For a week we walked
the roadside without pavement
to the lake, cooked meals in the heavy
iron pan, slept in the afternoons
and talked easily, bare feet
propped against the furniture
The year, that year, had been especially
cruel. Sickness and war. I slept
chemically inside the hospital
while my first country fell
my grandmother leaving behind
books and gold to flee into the desert
home shrinking into the rearview
mirror and then gone
Before cutting into my body
the surgeon asks about my name
correctly pronounces the ح
the letter fizzing in his throat
After crossing into Egypt my uncle sends
a photo, my grandmother’s hair undyed
for the first time, shock of white
against her unlined face
I know I am being strange with my friends
on this holiday, disappearing
for hours into sleep, walking barefoot
between the back yard and the house
rolling lemons onto the floor to make
the baby smile and crawl toward them
On the seventh day we pack the cars
wipe out the fridge with bleach
Every day I’ve waited for another bad thing to happen
waking in the mornings and holding my breath
Because they made it out alive I am not allowed
to mourn: the book I’d left tented on a nightstand
my grandfather’s office furnished
in mother of pearl
Crossing the threshold for the last time, returning
the keys to the lockbox, we find the body
of a scorpion upturned against the hardwood
I am afraid to name everything
this year has taken
afraid there will be more
Its body not yet dried by time
tail like a beaded necklace and glinting in the light
I study its anatomy, its knuckled abdomen
an organ whose name I learn is book lung
Orion and the scorpion sent to kill him
eternal neighbors now in the night sky
I was just there, not eleven months ago
sleeping in the desert, on holiday
the dark hot with constellations, thick streaks
and swaths of visible stars
Pyramids jutting from the sand like so many
broken teeth.
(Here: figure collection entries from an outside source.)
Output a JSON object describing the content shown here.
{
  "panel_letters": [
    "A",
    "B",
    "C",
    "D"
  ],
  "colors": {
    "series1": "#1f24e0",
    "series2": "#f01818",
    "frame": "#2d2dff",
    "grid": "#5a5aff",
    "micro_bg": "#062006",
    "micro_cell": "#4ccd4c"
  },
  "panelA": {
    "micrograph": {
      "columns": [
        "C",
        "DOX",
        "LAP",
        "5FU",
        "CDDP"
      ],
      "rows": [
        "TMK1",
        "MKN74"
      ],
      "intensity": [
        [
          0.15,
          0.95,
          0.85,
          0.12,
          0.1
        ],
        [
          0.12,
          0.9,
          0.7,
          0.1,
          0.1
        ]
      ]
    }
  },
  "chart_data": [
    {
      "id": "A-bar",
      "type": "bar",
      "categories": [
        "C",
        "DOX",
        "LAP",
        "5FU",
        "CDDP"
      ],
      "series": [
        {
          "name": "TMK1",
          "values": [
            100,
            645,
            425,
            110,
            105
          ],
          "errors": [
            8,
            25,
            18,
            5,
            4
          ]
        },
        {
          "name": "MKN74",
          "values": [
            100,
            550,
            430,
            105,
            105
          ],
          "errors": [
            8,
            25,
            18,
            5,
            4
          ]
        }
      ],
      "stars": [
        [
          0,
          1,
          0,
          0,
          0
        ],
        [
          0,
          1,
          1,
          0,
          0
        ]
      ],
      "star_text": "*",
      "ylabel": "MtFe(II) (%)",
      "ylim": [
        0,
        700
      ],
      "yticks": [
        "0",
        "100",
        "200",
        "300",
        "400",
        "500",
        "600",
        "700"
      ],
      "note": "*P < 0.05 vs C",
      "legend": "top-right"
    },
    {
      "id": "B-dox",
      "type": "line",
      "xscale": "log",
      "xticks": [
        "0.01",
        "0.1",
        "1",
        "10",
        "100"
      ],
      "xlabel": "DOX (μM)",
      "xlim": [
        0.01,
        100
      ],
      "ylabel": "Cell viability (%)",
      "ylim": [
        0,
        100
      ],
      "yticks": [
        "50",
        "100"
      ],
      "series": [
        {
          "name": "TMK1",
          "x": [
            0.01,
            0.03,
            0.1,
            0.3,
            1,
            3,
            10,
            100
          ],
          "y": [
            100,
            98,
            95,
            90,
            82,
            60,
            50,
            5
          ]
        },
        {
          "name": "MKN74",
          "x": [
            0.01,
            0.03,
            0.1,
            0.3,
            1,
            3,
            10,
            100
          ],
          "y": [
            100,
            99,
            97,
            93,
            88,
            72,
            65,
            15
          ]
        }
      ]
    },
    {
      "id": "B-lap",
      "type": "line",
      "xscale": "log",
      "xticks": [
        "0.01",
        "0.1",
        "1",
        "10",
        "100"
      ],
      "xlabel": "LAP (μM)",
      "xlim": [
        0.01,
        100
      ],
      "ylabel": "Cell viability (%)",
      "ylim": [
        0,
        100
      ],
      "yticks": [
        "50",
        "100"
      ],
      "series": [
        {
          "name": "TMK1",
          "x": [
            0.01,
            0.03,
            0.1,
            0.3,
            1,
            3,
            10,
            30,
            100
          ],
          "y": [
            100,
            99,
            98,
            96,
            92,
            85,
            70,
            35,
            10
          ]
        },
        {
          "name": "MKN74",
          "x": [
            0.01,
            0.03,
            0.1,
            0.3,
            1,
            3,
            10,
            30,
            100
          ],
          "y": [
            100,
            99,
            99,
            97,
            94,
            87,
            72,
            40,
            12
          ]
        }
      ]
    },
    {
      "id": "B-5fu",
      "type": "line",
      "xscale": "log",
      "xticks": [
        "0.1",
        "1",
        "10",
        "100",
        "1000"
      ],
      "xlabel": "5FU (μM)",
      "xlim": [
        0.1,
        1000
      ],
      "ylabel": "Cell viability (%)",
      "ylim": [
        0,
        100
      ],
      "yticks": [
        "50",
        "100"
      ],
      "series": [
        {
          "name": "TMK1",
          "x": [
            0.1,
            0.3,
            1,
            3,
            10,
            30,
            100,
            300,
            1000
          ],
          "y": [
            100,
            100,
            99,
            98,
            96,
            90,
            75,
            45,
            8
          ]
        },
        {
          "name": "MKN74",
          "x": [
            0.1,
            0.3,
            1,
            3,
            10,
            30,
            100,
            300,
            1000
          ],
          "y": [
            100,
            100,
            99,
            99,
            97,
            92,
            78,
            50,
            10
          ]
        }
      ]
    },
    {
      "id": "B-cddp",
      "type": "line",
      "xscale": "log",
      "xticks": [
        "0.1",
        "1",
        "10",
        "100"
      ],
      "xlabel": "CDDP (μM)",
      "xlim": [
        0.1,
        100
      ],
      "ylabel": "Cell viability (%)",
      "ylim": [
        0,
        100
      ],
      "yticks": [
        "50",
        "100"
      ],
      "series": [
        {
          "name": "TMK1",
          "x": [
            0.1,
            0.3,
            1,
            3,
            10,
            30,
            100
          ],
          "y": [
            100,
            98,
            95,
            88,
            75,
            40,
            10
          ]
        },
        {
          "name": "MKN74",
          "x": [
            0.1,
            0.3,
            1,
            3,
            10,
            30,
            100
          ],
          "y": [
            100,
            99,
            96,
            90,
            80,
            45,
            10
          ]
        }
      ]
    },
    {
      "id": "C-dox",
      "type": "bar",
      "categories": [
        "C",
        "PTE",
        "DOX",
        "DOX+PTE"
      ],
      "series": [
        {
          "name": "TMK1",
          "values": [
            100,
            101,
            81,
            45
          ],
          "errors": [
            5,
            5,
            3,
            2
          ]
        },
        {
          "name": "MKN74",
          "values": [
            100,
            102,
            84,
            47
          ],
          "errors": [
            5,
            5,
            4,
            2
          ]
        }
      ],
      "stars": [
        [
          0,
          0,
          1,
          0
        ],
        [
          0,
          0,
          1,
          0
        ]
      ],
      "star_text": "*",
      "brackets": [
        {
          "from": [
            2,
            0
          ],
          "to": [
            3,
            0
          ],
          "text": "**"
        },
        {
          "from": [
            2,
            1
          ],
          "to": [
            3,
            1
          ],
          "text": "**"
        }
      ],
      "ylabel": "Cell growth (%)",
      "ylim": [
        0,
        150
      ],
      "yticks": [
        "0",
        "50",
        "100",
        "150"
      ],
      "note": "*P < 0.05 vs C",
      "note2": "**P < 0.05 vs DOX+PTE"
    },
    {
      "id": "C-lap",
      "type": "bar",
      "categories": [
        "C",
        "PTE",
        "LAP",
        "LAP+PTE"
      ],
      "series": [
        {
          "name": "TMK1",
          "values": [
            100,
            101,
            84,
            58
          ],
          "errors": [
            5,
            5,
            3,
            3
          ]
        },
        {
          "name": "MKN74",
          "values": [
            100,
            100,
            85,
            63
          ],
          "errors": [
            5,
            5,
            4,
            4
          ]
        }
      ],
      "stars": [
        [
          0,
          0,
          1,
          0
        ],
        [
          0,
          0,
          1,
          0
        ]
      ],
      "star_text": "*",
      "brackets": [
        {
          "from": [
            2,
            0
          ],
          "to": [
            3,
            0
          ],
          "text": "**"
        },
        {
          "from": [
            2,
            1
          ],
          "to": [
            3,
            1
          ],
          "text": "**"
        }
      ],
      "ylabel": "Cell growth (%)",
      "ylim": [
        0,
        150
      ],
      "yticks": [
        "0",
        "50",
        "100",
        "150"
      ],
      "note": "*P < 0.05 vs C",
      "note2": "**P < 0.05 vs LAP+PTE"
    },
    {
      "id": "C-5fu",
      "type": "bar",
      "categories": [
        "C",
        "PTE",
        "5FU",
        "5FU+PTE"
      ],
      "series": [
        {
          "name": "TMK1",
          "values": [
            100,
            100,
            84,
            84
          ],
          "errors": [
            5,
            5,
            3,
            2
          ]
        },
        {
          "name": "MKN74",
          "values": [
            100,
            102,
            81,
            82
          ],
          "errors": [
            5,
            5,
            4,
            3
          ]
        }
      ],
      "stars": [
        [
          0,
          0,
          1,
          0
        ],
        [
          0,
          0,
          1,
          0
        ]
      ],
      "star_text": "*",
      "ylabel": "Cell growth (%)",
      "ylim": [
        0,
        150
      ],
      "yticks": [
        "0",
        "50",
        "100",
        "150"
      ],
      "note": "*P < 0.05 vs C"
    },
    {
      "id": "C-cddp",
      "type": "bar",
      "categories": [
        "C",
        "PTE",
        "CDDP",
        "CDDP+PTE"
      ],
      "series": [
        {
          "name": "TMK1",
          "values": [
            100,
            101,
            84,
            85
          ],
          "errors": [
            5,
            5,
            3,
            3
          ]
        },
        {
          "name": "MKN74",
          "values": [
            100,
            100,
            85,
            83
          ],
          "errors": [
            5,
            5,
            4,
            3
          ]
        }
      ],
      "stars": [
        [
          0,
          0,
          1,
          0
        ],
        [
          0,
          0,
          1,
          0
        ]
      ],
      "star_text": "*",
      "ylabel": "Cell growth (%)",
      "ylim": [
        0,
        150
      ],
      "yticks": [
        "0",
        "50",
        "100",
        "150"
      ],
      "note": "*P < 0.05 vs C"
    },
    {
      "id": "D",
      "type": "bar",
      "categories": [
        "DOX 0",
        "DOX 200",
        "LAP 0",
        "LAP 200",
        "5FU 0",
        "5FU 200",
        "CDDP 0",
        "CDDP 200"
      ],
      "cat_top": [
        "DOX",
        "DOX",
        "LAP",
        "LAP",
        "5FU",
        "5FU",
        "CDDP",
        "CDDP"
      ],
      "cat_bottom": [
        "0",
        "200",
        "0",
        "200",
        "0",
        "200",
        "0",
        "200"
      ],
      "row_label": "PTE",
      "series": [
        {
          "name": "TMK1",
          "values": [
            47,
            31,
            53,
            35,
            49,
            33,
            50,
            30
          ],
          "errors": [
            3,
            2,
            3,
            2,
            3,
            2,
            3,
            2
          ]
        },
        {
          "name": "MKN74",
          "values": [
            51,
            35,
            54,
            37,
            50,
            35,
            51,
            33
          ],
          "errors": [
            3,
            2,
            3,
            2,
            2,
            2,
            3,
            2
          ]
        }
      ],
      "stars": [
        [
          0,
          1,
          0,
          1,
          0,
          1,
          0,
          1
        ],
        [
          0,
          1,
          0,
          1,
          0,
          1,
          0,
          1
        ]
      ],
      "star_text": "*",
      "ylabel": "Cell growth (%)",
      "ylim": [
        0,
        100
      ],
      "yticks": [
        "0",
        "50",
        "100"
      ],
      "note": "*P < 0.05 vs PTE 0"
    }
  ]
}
In the retelling I don’t think to mention
that we lived, only that we walked barefoot
that the baby crawled on those floors
Almost, I can’t stop saying, almost
My family lived, and still I can’t stop writing
about the house, the broken windows, the shot books
Prosoma, metasoma, pincers, mouth
In this way I waste my living
A gone blue room, gone garden
of gone succulents, my grandfather’s
gone grave. My living friends
teeth glinting in the low light
silverware against ceramic
Tarsus, manus, stinger, legs. Book
lungs, dark joints, the claws almost black.